Человек, не предубежденный против заседателей холма, не решится осудить их за материальное направление мыслей и подобострастное поклонение мамону. По крайней мере я, хотя и не имею чести принадлежать к этому почтенному сословию, не могу без ужаса представить себе, что бы произошло на адыгской земле, если бы все холмовники вдруг переменили свой взгляд на жизнь и вместо воловьих рогов ухватились бы за конские гривы. Но, к счастью нашему, о подобной перемене нет и помысла в головах холмовников. На их плечах лежит пока существование целого аула. И если гордые джигиты, обитающие в кунацких, фантазируют на свободе о блестящей славе наездника, о красивых конях, дорогих винтовках, и считают чуть не бесчестьем провести темную ночь под кровом своей кунацкой, то всем этим они, без сомнения, обязаны заседателям холма. К тому же, надо сказать правду, холмовники народ, большей частью, положительный, хвастовство и ложь встречают у них несравненно менее почета, чем в кунацких. [207]

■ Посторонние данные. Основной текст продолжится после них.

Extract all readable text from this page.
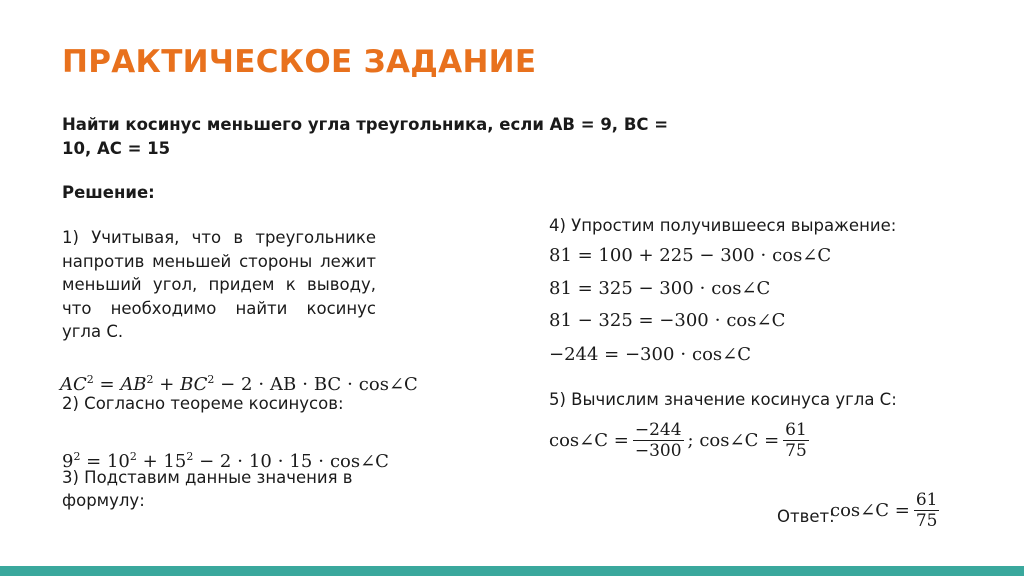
ПРАКТИЧЕСКОЕ ЗАДАНИЕ
Найти косинус меньшего угла треугольника, если АВ = 9, ВС = 10, АС = 15
Решение:
1) Учитывая, что в треугольнике напротив меньшей стороны лежит меньший угол, придем к выводу, что необходимо найти косинус угла С.
$AC^2 = AB^2 + BC^2 - 2$ ⋅ AB ⋅ BC ⋅ cos∠C
2) Согласно теореме косинусов:
$9^2 = 10^2 + 15^2 - 2 \cdot 10 \cdot 15$ ⋅ cos∠C
3) Подставим данные значения в формулу:
4) Упростим получившееся выражение:
81 = 100 + 225 − 300 ⋅ cos∠C
81 = 325 − 300 ⋅ cos∠C
81 − 325 = −300 ⋅ cos∠C
−244 = −300 ⋅ cos∠C
5) Вычислим значение косинуса угла С:
cos∠C = $\frac{-244}{-300}$ ;
cos∠C = $\frac{61}{75}$
Ответ:
cos∠C = $\frac{61}{75}$
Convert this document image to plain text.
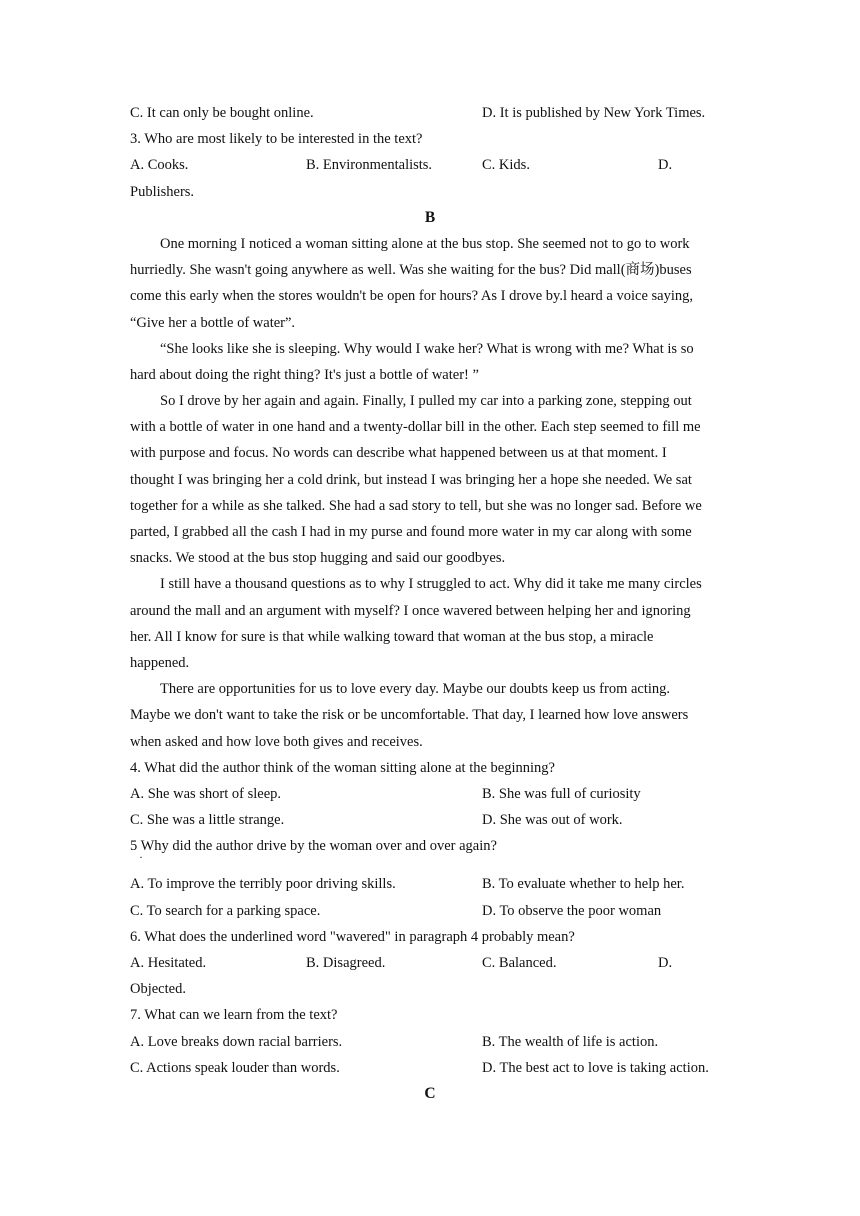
C. It can only be bought online.	D. It is published by New York Times.
3. Who are most likely to be interested in the text?
A. Cooks.	B. Environmentalists.	C. Kids.	D.
Publishers.
B
One morning I noticed a woman sitting alone at the bus stop. She seemed not to go to work
hurriedly. She wasn't going anywhere as well. Was she waiting for the bus? Did mall(商场)buses
come this early when the stores wouldn't be open for hours? As I drove by.l heard a voice saying,
“Give her a bottle of water”.
“She looks like she is sleeping. Why would I wake her? What is wrong with me? What is so
hard about doing the right thing? It's just a bottle of water! ”
So I drove by her again and again. Finally, I pulled my car into a parking zone, stepping out
with a bottle of water in one hand and a twenty-dollar bill in the other. Each step seemed to fill me
with purpose and focus. No words can describe what happened between us at that moment. I
thought I was bringing her a cold drink, but instead I was bringing her a hope she needed. We sat
together for a while as she talked. She had a sad story to tell, but she was no longer sad. Before we
parted, I grabbed all the cash I had in my purse and found more water in my car along with some
snacks. We stood at the bus stop hugging and said our goodbyes.
I still have a thousand questions as to why I struggled to act. Why did it take me many circles
around the mall and an argument with myself? I once wavered between helping her and ignoring
her. All I know for sure is that while walking toward that woman at the bus stop, a miracle
happened.
There are opportunities for us to love every day. Maybe our doubts keep us from acting.
Maybe we don't want to take the risk or be uncomfortable. That day, I learned how love answers
when asked and how love both gives and receives.
4. What did the author think of the woman sitting alone at the beginning?
A. She was short of sleep.	B. She was full of curiosity
C. She was a little strange.	D. She was out of work.
5 Why did the author drive by the woman over and over again?
·
A. To improve the terribly poor driving skills.	B. To evaluate whether to help her.
C. To search for a parking space.	D. To observe the poor woman
6. What does the underlined word "wavered" in paragraph 4 probably mean?
A. Hesitated.	B. Disagreed.	C. Balanced.	D.
Objected.
7. What can we learn from the text?
A. Love breaks down racial barriers.	B. The wealth of life is action.
C. Actions speak louder than words.	D. The best act to love is taking action.
C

На холме строже соблюдается данное слово; лицемерие и ложный стыд совершенно изгнаны оттуда. Например, Хуца, нимало не стесняясь, высказывает без утайки сокровеннейшие ощущения своей души, и никто не думает издеваться над его откровенностью. «Без просяной каши я — пропащий человек, — говорит он, — и одного дня не выдержу. Даже пшеничный хлеб не помогает, особенно во время покоса».

— Дело известное, — отвечает его сосед. — В каше вся наша сила. Что твой хлеб! Только горло дерет: совсем не наша пища.

— Я думаю, вы теперь и от хлеба не отказались бы, — замечает им один из толпы. — Нет спора, каша лучше всего, а как нет ее, рад будешь и хлебу.

— Что и говорить! Тощий желудок заставит жевать и солому.

— Нет, как там хотите, а без проса невозможно браться за косу, — настаивает Хуца.

— Отчего же вы не сеете побольше проса коли не можете обойтись без него? — спросил я ближайшего моего соседа. — Вам, я думаю, не первый год приходится терпеть недостаток в нем?

— Не такие мы люди, чтобы заглядывать вперед, — лаконически отвечал он, и еще яростнее плюнул направо.

— Что же ты плюешься, Махмуд? Ослеп ты или с ума сошел? — вскричал холмовник, сидевший вправо от нас, обтирая поспешно рукавом густую свою бороду.

— Чума тебя дернула залезть мне под черкеску! — сердито пробормотал Махмуд. — Держался бы подальше.

— Ты спрашиваешь, почему мы не сеем побольше проса? — подступил ко мне Исмель, должно быть, прислушивавшийся к моим словам.

— Да, мне странно, что вы терпите ежегодно недостаток в просе, а не позаботитесь об нем заранее. Земли, кажется, у вас довольно.

— Гм! — значительно промычал Исмель, налегая с особенной силой на воткнутую в землю палку с острым железным концом. — Вижу, что ты мало нас знаешь. Впрочем, где гусь, где орел? Ты только со вчерашнего дня живешь между нами, потому нет ничего удивительного, если житье наше кажется тебе странным. Но что скажешь о тех молодцах, которые, сидя в своих кунацких, поедают даром хлеб, и удивляются, если не станет вдруг дома чего поесть?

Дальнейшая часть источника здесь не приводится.